Wie ich vorhin schon sagte, alles, was wir kennenlernen möchten, von dem wir wissen möchten, was es wirklich ist, damit müssen wir eins werden. Die anfänglichen Versuche von Meditation sind gekennzeichnet durch Kämpfe mit Gedanken, Kämpfe mit Unruhe, Kämpfe mit Schmerzen des Körpers, einschlafenden Gliedern, Kämpfe mit der Zeit, Kämpfe mit dem Raum, Kämpfe jeder Art. So ist unsere Annäherung an Meditation. Wir wollten Frieden finden, und was finden wir? Unfrieden jeder Art. Und wenn wir dann durch diese Phase hindurchgetreten sind, mit dem Wissen um den Umgang mit dem Gegner, wenn wir in die Lage versetzt werden, ihn kommen zu lassen und ihn auch wieder gehen zu lassen, wenn wir durchlässiger werden, wenn wir nicht mehr verstrickt sind mit den Kämpfen an der Oberfläche, dann fallen wir ganz von selbst. Es ist eine Absurdität, die darin liegt: Wir kämpfen an der Oberfläche, um endlich fallen zu können, kämpfen gegen Feinde, die uns daran hindern wollen, und bemerken nicht, dass es der Kampf selbst ist, und dass es vollkommen gleichgültig ist, in wessen Namen, ob es in Namen des Guten, des Bösen oder sogar im Namen der Meditation geschieht.

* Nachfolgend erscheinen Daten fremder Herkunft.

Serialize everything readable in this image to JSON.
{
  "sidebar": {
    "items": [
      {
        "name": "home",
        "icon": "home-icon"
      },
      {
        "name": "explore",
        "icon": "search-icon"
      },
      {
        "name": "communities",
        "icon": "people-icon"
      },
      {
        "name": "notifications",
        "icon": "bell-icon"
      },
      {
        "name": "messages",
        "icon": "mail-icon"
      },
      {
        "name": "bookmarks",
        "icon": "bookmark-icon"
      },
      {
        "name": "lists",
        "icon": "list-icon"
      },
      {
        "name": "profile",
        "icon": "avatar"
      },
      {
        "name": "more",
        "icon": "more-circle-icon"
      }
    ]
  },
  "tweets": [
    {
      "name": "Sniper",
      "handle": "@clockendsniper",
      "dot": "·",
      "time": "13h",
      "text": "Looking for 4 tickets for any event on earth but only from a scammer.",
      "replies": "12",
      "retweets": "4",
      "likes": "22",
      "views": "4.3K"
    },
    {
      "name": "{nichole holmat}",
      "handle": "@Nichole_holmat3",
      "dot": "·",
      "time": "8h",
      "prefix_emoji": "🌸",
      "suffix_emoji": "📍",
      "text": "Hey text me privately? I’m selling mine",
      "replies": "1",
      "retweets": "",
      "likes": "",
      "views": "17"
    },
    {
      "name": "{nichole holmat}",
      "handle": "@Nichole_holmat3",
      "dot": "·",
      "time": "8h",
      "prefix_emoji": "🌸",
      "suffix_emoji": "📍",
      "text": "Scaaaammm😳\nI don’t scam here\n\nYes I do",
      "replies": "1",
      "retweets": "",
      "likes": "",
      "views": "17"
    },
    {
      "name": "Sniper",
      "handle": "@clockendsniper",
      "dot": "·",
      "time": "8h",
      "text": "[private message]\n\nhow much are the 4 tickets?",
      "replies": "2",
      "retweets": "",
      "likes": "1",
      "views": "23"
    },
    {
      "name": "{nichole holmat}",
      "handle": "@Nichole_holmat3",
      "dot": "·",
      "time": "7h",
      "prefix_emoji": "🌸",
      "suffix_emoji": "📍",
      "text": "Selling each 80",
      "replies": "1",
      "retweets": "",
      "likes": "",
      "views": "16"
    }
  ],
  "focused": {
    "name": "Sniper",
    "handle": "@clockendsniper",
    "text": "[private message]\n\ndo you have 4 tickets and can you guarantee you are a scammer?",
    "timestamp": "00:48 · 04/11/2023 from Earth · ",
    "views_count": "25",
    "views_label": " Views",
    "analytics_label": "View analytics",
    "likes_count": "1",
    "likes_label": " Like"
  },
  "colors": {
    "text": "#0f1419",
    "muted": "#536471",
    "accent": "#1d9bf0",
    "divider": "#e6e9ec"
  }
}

Ich gebe manchmal das Bild eines Schwimmers im Ozean. Wenn er jede Form von Bewegung, jedes Paddeln und jeden Versuch, an der Oberfläche zu bleiben, wenn er jede Bewegung aufgibt, dann sinkt er, stimmt’s? Und wenn er sinkt, dann stirbt er. Und genau das ist es, was diesem Geist widerfahren muss. Erkennen zu können, dass etwas sterben darf, ohne dass das, was ich wirklich bin, stirbt. Das mein Ich sterben kann, ohne dass ich sterbe. Meditation ist Sterben, Meditation ist Fallen, Meditation geschieht im natürlichen Fall des Bewusstseins in sich selbst. Meditation ist Verlassen der Oberfläche und damit auch Verlassen der Welt. Es ist Verlassen des Liebgewonnenen genauso, wie das Verlassen des Leidgewonnenen. Es ist das Verlassen von allem. Und damit der Gewinn meiner selbst. Alles verlassen, um erkennen zu können, was bleibt. Dafür haben die wenigsten Menschen den Mut, das Vertrauen, die Wahrhaftigkeit, die Freiheitsliebe, die Radikalität, die Entschlossenheit, die letzte Konsequenz.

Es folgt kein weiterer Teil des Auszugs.